Dart does not specify how much (or how little) is captured when a closure is created. Clearly it needs to capture at least the free variables of itself. This is the minimum. The question is thus: "how much more does it capture"?
The general consensus seems to be to capture every variable that is free in some closure. All local variables that are captured by some closure are moved into a context object and every closure that is created will just store a link to that object.
Example:
foo() {
var x = new List(1000);
var y = new List(100);
var z = new List(10);
var f = () => y; // y is free here.
// The variables y and z are free in some closure.
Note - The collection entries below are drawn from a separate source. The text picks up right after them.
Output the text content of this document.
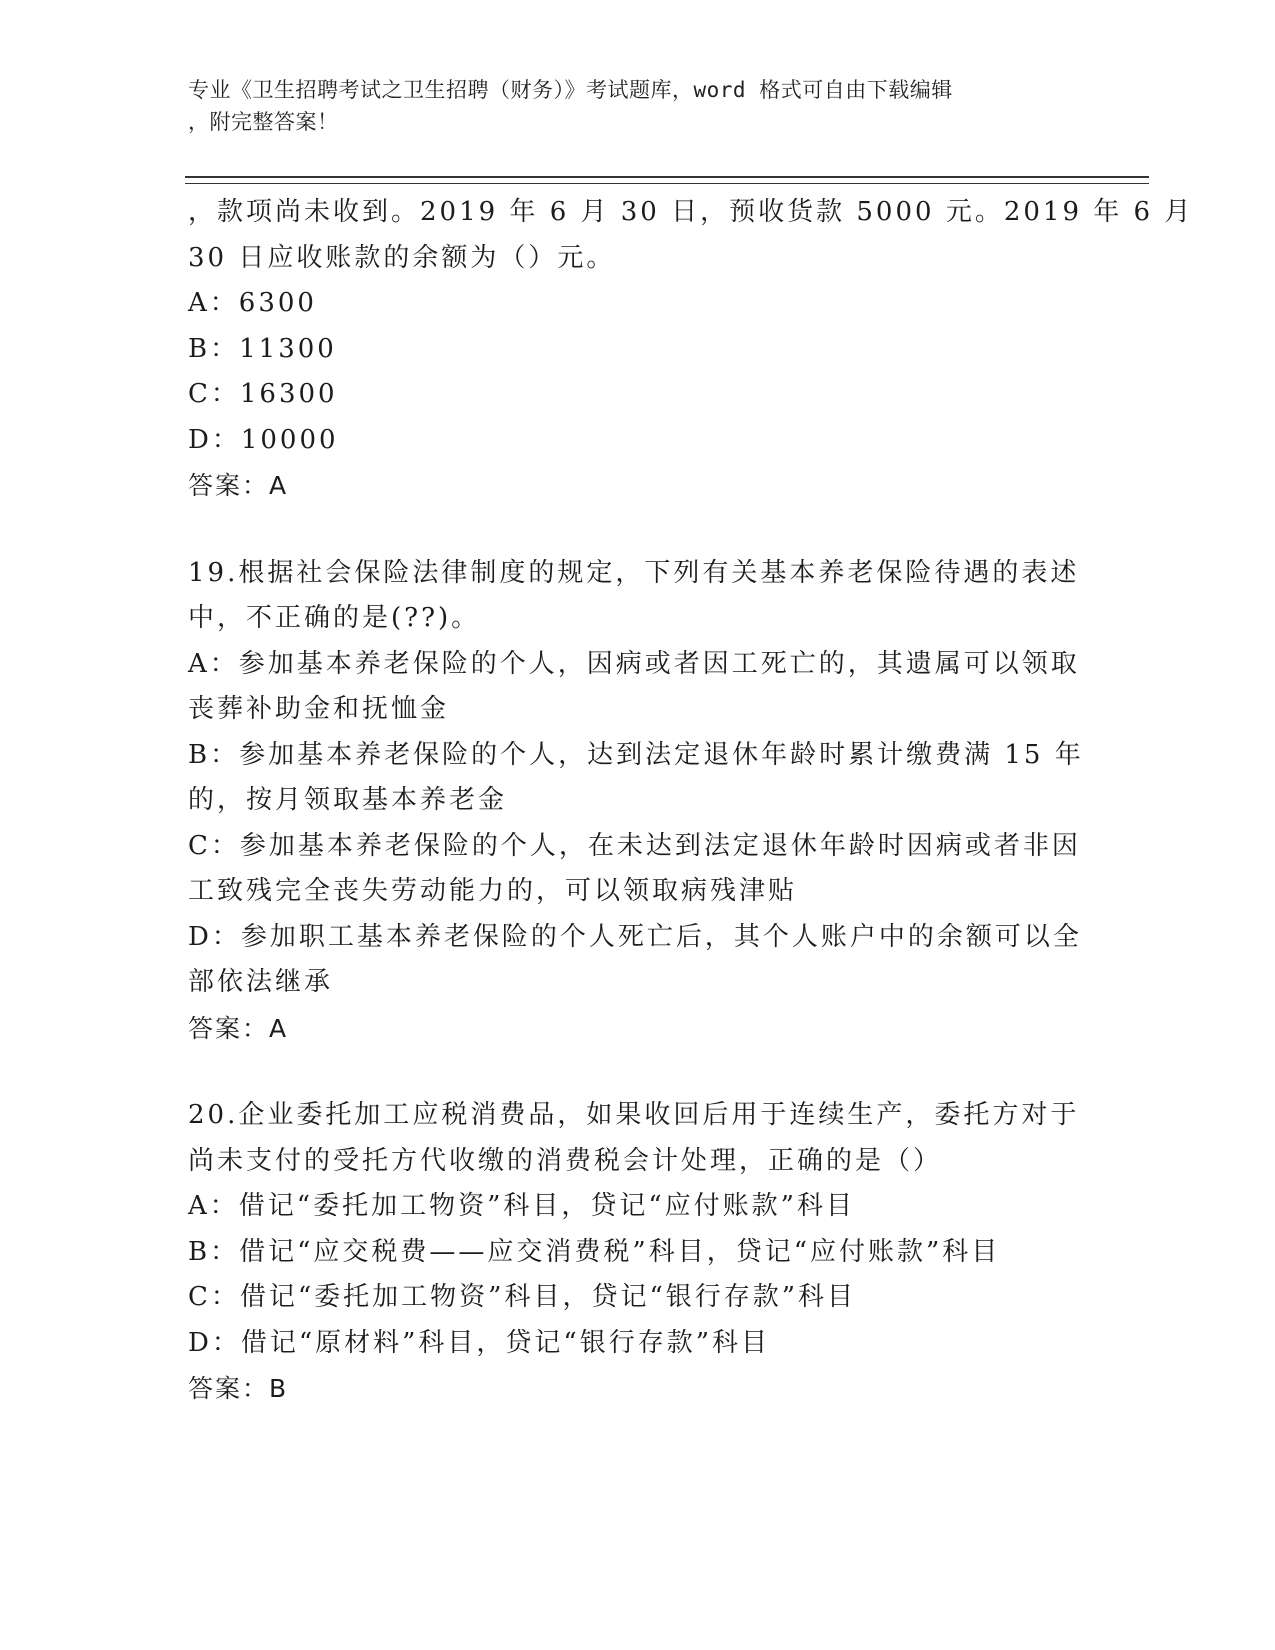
专业《卫生招聘考试之卫生招聘（财务）》考试题库，word 格式可自由下载编辑
，附完整答案！
，款项尚未收到。2019 年 6 月 30 日，预收货款 5000 元。2019 年 6 月
30 日应收账款的余额为（）元。
A：6300
B：11300
C：16300
D：10000
答案：A
19.根据社会保险法律制度的规定，下列有关基本养老保险待遇的表述
中，不正确的是(??)。
A：参加基本养老保险的个人，因病或者因工死亡的，其遗属可以领取
丧葬补助金和抚恤金
B：参加基本养老保险的个人，达到法定退休年龄时累计缴费满 15 年
的，按月领取基本养老金
C：参加基本养老保险的个人，在未达到法定退休年龄时因病或者非因
工致残完全丧失劳动能力的，可以领取病残津贴
D：参加职工基本养老保险的个人死亡后，其个人账户中的余额可以全
部依法继承
答案：A
20.企业委托加工应税消费品，如果收回后用于连续生产，委托方对于
尚未支付的受托方代收缴的消费税会计处理，正确的是（）
A：借记“委托加工物资”科目，贷记“应付账款”科目
B：借记“应交税费——应交消费税”科目，贷记“应付账款”科目
C：借记“委托加工物资”科目，贷记“银行存款”科目
D：借记“原材料”科目，贷记“银行存款”科目
答案：B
// The returned closure will keep both alive.
// The local x will be garbage collected.
return () => z; // z is free here.
}
I have seen Scheme implementations that only captured their own free variables (splitting the context object into independent pieces), so less is possible. However in Dart this is not a requirement and I wouldn't rely on it. For safety I would always assume that all captured variables (independent of who captures them) are kept alive. I would also make the assumption that bound closures are implemented similar to what I showed above and that they keep a strict minimum of memory alive.
That's exactly right -- the closure captures the object on which the method will be invoked.